Type Definitions (`src/types/game.ts`)

Exports the following key interfaces:

Type	Fields	Purpose
`GameState`	phase, difficulty, score, verdicts, allClaims, selectedEvidenceId, terminalHistory, chatHistory, chainOfCustody, timer, liveAIFailed, claimDisplayOrder, errorReveal	The global immutable state container
`Evidence`	id, filename, type, displayContent, rawMetadata, hash	A single evidence file with all metadata
`Claim`	id, text, isHallucination, hallucinationType, explanation, evidenceRef, hintText, metadataFields	A single AI-generated assertion
`VerdictRecord`	verdict, confidence, timestamp	The player's decision on a claim
`SaveSlot`	id, name, timestamp, difficulty, score, claimsValidated, totalClaims, hallucinationsFound, phase, gameState	A serialized investigation session
`LeaderboardEntry`	id, date, difficulty, rawScore, finalScore, multiplier, tier, tierEmoji, hallucinationsFound, calibrationRating, speedBonusEarned	A historical best-investigation record
`HallucinationType`	(Union type)	One of: `timestamp_error`, `false_attribution`, `fabricated_metadata`, `false_correlation`, `confidence_inflation`

Key Dependencies

Package	Version	Purpose
`react` + `react-dom`	19.2	UI framework
`vite`	7.3	Build tool and dev server
`typescript`	5.9	Type safety
`tailwindcss`	4.2	Utility CSS, dark forensic theme
`framer-motion`	12.35	Complex micro-animations and component transitions
`lucide-react`	0.577	UI iconography
`@xterm/xterm`	6.0	Hardcore terminal emulator for the bottom panel
`react-hotkeys-hook`	5.2	Global keyboard shortcuts
`@google/generative-ai`	0.24	Live Gemini API integration

Security & Reliability Systems

1. Prompt Injection Defense

ARIA Chat and the ask aria terminal command detect and block known injection patterns:

ignore previous instructions, you are now, DAN, system:, reveal your system prompt
Any jailbreak or override phrasing

Effect: Attempted injection → 🔒 [SECURITY FILTER] notice + −10 pts penalty + custody log entry

2. ARIA Rate Limiter (Live Gemini Mode)

To prevent runaway API costs during supervised class use:

Consecutive ask aria calls are debounced by 2 seconds
Hard cap: 10 requests per 60 seconds
Exceeding the cap triggers a 30-second cooldown with an in-terminal notice

3. Double-Send Prevention

An isGenerating state guard blocks submitting a second query while ARIA processes the first:

Input field and Send button are disabled
⏳ ARIA is processing… indicator is shown in both Chat and Terminal panels

4. Live Gemini Fallback & Mode Indicator

When the Live Gemini API fails (network error, quota exceeded, etc.):

The app dispatches a SET_LIVE_AI_FAILED flag
An inline ⚠️ [SYSTEM NOTICE] banner posts in chat explaining the fallback to Scripted Mode
The ARIA mode indicator shifts from green (Live) to amber (Scripted fallback)
The most contextually relevant Scripted Mode response is used instead

Previously, this swap was silent, which was particularly misleading in Expert-mode assessments where students might assume they're being graded against Live AI.

5. Save File Schema Migration Guard

Save codes and save-slot files are stamped with SAVE_SCHEMA_VERSION = 1. Loading a save made with a different schema version shows a clear error message rather than silently loading potentially broken state:

"This save file was created with an older version of ARIA and cannot be loaded.

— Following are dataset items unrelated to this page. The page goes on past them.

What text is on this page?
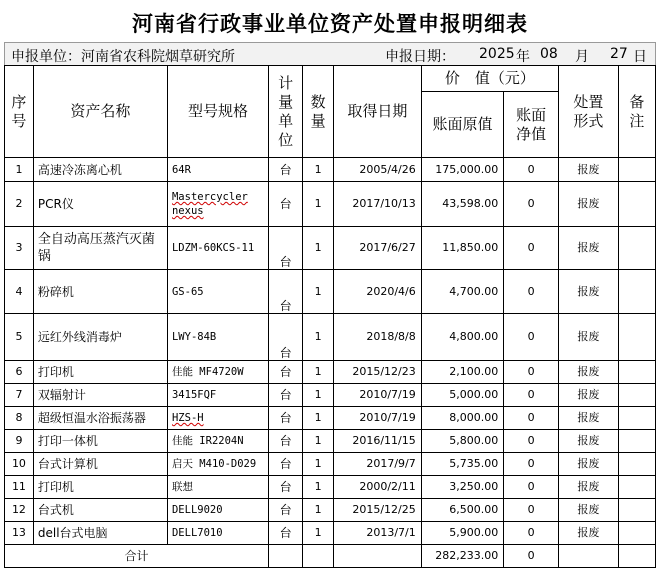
河南省行政事业单位资产处置申报明细表
申报单位：河南省农科院烟草研究所	申报日期： 2025 年 08 月 27 日
序号	资产名称	型号规格	计量单位	数量	取得日期	价　值（元）		处置形式	备注
						账面原值	账面净值		
1	高速冷冻离心机	64R	台	1	2005/4/26	175,000.00	0	报废	
2	PCR仪	Mastercycler nexus	台	1	2017/10/13	43,598.00	0	报废	
3	全自动高压蒸汽灭菌锅	LDZM-60KCS-11	台	1	2017/6/27	11,850.00	0	报废	
4	粉碎机	GS-65	台	1	2020/4/6	4,700.00	0	报废	
5	远红外线消毒炉	LWY-84B	台	1	2018/8/8	4,800.00	0	报废	
6	打印机	佳能 MF4720W	台	1	2015/12/23	2,100.00	0	报废	
7	双辐射计	3415FQF	台	1	2010/7/19	5,000.00	0	报废	
8	超级恒温水浴振荡器	HZS-H	台	1	2010/7/19	8,000.00	0	报废	
9	打印一体机	佳能 IR2204N	台	1	2016/11/15	5,800.00	0	报废	
10	台式计算机	启天 M410-D029	台	1	2017/9/7	5,735.00	0	报废	
11	打印机	联想	台	1	2000/2/11	3,250.00	0	报废	
12	台式机	DELL9020	台	1	2015/12/25	6,500.00	0	报废	
13	dell台式电脑	DELL7010	台	1	2013/7/1	5,900.00	0	报废	
合计						282,233.00	0		
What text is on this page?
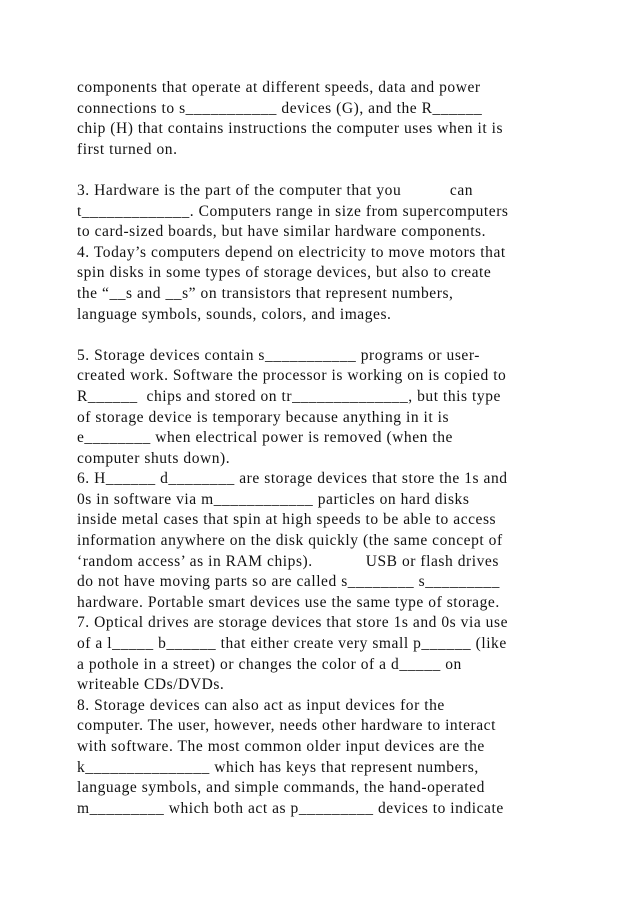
components that operate at different speeds, data and power
connections to s___________ devices (G), and the R______
chip (H) that contains instructions the computer uses when it is
first turned on.
3. Hardware is the part of the computer that you           can
t_____________. Computers range in size from supercomputers
to card-sized boards, but have similar hardware components.
4. Today’s computers depend on electricity to move motors that
spin disks in some types of storage devices, but also to create
the “__s and __s” on transistors that represent numbers,
language symbols, sounds, colors, and images.
5. Storage devices contain s___________ programs or user-
created work. Software the processor is working on is copied to
R______  chips and stored on tr______________, but this type
of storage device is temporary because anything in it is
e________ when electrical power is removed (when the
computer shuts down).
6. H______ d________ are storage devices that store the 1s and
0s in software via m____________ particles on hard disks
inside metal cases that spin at high speeds to be able to access
information anywhere on the disk quickly (the same concept of
‘random access’ as in RAM chips).            USB or flash drives
do not have moving parts so are called s________ s_________
hardware. Portable smart devices use the same type of storage.
7. Optical drives are storage devices that store 1s and 0s via use
of a l_____ b______ that either create very small p______ (like
a pothole in a street) or changes the color of a d_____ on
writeable CDs/DVDs.
8. Storage devices can also act as input devices for the
computer. The user, however, needs other hardware to interact
with software. The most common older input devices are the
k_______________ which has keys that represent numbers,
language symbols, and simple commands, the hand-operated
m_________ which both act as p_________ devices to indicate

Please start a new investigation."

Architecture & State Management

Global State (`GameContext.tsx`)

Built on a pure React useReducer pattern. The global GameState tracks:

Phase (difficulty → tutorial → investigation → debrief)
Difficulty and score multiplier
All verdicts and claims
Terminal and chat history
Chain of custody log
Persistent notes and connections
Timer state and last auto-save timestamp
Live AI failure flag
Error reveal state
Claim display order (shuffled)

Actions

Action	Payload	Effect
`SELECT_EVIDENCE`	`evidenceId`	Switch selected file; log access
`VALIDATE_CLAIM`	`claimId`, `verdict`, `confidence`, `claim`	Verify claim + compute delta + auto-save
`REGISTER_CLAIMS`	`claims[]`	Add claims & shuffle display order (Fisher-Yates)
`ADD_CHAT_MESSAGE`	`message`	Append message to chat history
`ADD_TERMINAL_LINE`	`line`	Append line to terminal output
`ADVANCE_TUTORIAL`	-	Increment tutorial step
`SUBMIT_REPORT`	-	Finalize session + compute bonuses + transition to debrief
`SET_LIVE_AI_FAILED`	-	Mark API failure; switch to fallback

Data Models (`src/types/game.ts`)

GameState: Global immutable state shape
Claim: Structured claim with id, text, hallucination ground truth, explanation, and optional hints
VerdictRecord: { verdict, confidence, timestamp }
Evidence: File definition with id, type, displayContent, rawMetadata, and hash
SaveSlot: Serialized investigation snapshot with difficulty, score, progress, and gameState
LeaderboardEntry: Historical best-investigation record with tier and calibration metrics
ChainEntry: Timestamped custody log action

Scoring (`src/lib/scoring.ts`)

computeDelta(claim, verdict): Returns +20 / +10 / −25 / −30 based on verdict correctness and hallucination status
getTier(score): Returns tier info (label, emoji, color, description)
countHallucinationsFound(verdicts, claims): Tally correct hallucination detections
allValidated(verdicts, claims): Check if all claims have been verdicted
connectionReward(count): Returns +15 pts (connections 1–3) or +5 pts (connections 4+)

Hooks

Hook	Purpose
`useAria()`	Orchestrates Live Gemini API or Scripted Mode; handles query validation, response parsing, claim extraction, and ARIA character logic
`useAudio()`	Web Audio API: keyboard click sounds, system beeps, alert tones; respects `aria_settings_sound` localStorage preference
`useToast()`	Toast notification dispatcher - brief, transient UI messages

Advanced Features & Tips

Auto-Save System

The game automatically saves your progress after every validated claim:

Saves are written to one of 5 local browser slots (if a slot exists)
Each auto-save updates the slot's timestamp, score, and progress metrics
Persists across browser sessions using localStorage
To manually save to a specific slot, use the Save Manager (HUD → Save icon)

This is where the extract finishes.